Summary: | ABSTRACT
Racial identities in South Africa reflect a highly complex history of how people have
related to each other. They also illustrate how power has been used to validate different
identities, along a racial hierarchy that attached the most value to whiteness and the least
to black Africanness. These structural validations have played themselves out in everyday
interactions between people both in terms of how they are seen and how they see
themselves. In particular, this study draws on psychoanalytic literature to help to explain
the workings of race and the recalcitrance of racism. In South Africa, conceptualizations
of blackness and whiteness have dominated discourses on race and on racism. Set in
Cape Town, this study by contrast, focuses on coloured identities and how these are
experienced and understood particularly in relation to black Africanness.
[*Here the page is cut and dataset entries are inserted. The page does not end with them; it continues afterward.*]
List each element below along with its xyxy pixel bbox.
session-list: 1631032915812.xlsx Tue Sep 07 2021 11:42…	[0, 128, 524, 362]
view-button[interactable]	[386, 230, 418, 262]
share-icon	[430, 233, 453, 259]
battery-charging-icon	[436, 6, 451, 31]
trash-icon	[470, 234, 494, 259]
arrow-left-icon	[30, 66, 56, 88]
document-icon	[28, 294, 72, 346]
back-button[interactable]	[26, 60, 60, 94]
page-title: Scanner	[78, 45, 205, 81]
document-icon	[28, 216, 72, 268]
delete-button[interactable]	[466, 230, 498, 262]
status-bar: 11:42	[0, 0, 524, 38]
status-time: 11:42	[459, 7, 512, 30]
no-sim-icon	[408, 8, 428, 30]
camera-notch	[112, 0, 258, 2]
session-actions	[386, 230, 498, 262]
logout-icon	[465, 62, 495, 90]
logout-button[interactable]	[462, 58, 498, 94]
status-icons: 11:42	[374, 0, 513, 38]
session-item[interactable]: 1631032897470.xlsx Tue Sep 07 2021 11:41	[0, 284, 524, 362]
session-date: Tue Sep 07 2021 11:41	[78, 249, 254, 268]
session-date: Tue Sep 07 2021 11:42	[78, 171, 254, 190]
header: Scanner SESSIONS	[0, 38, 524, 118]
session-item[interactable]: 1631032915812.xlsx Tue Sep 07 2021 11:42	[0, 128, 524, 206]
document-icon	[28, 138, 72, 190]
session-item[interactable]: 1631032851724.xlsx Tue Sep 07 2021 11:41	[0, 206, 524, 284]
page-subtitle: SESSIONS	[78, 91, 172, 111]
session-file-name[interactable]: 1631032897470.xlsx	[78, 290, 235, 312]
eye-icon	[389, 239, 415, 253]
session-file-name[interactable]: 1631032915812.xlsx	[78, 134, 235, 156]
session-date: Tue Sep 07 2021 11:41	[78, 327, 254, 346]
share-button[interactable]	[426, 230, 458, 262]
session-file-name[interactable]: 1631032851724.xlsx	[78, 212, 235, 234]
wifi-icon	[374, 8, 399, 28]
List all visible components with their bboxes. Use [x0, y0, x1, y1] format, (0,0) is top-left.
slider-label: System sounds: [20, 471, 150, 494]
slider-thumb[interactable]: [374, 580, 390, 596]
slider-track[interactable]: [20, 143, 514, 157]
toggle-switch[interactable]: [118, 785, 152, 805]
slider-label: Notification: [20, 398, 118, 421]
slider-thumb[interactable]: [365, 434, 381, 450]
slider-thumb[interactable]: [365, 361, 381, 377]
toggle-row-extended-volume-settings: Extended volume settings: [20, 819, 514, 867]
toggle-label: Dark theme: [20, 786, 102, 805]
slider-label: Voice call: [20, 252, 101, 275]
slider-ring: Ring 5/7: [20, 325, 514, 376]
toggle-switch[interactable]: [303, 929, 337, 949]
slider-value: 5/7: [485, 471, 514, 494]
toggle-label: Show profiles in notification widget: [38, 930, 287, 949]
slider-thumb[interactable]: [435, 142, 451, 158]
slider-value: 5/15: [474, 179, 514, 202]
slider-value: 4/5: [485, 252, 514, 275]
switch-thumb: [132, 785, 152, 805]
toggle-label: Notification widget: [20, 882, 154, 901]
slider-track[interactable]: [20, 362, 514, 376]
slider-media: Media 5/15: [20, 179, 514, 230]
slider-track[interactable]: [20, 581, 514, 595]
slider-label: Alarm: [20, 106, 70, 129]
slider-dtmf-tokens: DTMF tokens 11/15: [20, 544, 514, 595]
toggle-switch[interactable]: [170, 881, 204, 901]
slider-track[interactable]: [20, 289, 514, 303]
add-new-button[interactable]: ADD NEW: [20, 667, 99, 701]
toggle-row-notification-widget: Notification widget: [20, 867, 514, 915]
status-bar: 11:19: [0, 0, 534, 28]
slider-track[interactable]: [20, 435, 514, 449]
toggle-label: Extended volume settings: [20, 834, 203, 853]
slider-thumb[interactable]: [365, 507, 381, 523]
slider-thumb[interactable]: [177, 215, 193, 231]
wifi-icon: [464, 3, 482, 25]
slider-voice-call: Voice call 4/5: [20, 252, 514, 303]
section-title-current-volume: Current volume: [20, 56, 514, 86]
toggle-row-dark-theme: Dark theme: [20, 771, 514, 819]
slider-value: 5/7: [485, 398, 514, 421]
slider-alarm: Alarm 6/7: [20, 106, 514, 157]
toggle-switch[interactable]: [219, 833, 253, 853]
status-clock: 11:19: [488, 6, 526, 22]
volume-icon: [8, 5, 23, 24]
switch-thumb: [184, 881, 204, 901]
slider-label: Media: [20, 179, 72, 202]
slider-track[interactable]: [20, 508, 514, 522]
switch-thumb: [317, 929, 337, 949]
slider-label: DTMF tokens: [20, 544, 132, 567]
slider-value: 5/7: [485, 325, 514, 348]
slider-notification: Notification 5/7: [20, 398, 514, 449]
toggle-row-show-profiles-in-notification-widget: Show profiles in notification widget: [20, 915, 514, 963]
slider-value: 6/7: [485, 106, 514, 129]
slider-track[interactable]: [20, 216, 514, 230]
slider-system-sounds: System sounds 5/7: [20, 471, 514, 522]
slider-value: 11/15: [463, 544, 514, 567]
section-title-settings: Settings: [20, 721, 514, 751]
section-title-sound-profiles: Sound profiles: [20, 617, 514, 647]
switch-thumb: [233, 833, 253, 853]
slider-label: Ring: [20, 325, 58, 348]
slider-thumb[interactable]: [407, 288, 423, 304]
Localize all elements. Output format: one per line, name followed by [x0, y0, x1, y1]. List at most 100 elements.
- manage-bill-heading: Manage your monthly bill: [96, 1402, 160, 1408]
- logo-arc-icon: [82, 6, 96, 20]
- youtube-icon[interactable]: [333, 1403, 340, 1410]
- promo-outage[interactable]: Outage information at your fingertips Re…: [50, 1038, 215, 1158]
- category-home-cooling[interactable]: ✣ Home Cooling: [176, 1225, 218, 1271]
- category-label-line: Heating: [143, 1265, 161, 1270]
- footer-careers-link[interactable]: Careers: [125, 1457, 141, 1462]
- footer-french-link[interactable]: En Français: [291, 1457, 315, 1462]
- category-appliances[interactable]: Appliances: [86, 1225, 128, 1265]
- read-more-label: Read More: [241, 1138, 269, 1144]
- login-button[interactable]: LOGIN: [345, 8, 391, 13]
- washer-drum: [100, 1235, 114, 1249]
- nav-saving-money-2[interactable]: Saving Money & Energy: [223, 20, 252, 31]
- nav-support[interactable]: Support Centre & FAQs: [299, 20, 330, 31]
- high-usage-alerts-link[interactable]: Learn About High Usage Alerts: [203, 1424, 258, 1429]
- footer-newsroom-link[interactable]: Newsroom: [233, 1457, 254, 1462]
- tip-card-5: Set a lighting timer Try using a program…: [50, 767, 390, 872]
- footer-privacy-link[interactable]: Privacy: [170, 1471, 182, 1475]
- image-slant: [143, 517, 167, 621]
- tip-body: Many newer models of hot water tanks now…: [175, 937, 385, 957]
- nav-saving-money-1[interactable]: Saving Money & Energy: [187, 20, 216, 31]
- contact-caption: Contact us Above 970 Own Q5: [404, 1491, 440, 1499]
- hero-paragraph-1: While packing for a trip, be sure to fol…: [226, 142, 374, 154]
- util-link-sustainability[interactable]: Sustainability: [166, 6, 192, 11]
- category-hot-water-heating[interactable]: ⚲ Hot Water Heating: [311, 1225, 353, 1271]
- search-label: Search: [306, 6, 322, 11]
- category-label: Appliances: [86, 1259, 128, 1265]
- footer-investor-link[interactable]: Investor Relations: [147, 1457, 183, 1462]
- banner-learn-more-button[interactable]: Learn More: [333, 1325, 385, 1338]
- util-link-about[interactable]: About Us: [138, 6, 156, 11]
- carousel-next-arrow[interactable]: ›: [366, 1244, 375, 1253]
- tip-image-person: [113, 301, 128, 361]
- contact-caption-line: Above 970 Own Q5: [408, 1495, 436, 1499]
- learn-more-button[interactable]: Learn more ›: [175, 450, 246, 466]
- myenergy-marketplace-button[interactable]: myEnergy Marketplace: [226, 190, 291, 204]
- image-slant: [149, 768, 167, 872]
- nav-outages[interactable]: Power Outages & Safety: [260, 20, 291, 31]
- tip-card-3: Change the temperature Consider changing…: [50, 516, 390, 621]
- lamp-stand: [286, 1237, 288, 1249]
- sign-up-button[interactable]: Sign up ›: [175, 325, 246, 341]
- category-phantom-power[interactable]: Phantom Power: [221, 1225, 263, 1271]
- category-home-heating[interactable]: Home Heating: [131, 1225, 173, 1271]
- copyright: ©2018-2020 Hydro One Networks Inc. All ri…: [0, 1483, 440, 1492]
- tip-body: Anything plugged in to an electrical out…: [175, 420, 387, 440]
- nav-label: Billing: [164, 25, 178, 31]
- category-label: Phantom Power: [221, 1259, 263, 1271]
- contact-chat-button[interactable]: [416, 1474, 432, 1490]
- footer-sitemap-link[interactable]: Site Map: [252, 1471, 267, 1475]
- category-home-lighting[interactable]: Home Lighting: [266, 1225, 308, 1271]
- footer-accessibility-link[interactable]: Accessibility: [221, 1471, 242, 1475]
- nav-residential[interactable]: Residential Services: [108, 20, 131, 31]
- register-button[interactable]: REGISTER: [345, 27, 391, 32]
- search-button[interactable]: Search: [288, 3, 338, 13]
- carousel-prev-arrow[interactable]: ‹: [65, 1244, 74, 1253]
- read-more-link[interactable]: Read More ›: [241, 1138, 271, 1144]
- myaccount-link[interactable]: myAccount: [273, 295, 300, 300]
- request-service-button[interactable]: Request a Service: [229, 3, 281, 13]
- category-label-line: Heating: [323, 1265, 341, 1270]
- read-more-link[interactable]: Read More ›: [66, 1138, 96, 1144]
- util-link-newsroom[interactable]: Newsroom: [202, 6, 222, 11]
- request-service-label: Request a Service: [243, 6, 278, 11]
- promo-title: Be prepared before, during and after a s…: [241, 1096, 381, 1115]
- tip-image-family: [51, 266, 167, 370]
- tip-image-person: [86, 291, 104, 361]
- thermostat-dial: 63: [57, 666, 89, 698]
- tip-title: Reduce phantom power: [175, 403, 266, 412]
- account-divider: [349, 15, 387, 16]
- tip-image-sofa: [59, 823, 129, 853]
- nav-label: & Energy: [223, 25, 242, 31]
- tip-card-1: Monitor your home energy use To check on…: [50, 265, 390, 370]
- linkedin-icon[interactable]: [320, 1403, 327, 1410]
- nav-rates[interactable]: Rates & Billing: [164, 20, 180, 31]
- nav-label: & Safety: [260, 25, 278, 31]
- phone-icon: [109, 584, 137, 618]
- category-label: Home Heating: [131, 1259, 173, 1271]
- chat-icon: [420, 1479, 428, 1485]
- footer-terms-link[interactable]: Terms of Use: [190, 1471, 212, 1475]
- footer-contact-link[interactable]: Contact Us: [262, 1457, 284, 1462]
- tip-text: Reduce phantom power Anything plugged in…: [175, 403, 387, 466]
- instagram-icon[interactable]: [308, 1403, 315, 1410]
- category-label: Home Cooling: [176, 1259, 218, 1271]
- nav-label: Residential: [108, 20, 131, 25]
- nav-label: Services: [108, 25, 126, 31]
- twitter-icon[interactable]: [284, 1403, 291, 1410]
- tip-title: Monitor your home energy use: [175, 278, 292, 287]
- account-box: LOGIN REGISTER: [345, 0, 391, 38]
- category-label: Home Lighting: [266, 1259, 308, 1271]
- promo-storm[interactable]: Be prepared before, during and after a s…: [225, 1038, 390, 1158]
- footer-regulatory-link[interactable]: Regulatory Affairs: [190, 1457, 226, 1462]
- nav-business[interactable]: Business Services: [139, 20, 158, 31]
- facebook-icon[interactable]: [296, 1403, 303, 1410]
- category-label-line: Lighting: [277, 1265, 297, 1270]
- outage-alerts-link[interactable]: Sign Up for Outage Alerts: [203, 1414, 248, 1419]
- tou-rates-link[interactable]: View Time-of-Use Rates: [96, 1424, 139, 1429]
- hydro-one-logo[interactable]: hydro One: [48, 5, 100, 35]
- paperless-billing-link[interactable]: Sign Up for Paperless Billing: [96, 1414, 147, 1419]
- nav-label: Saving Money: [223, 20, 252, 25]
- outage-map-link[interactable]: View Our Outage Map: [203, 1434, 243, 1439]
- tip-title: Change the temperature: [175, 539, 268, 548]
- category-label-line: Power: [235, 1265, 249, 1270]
It uses
participants’ life histories to explore the workings of race and racism in coloured
households and communities, examining relations between family members in this regard
in particular. It illustrates the tensions that characterize coloured subjectivities especially
in the post-apartheid era, showing how coloured identities articulate themselves in
opposition, as well as in relation, to black Africanness. Importantly, this study reveals
how associations with black Africanness have threatened the security of many people
who identify as coloured. The thesis also explores indices of sexuality and gender as they
relate to the broader topic of race and racism. The key argument of the study as a whole
is that by exploring the meanings of race racism in the realm of the intimate, or the
intrapersonal, we will come closer to understanding these notions and practices and in the
case of racism, some of the reasons why it persist after social and political
transformation, even as its meanings change.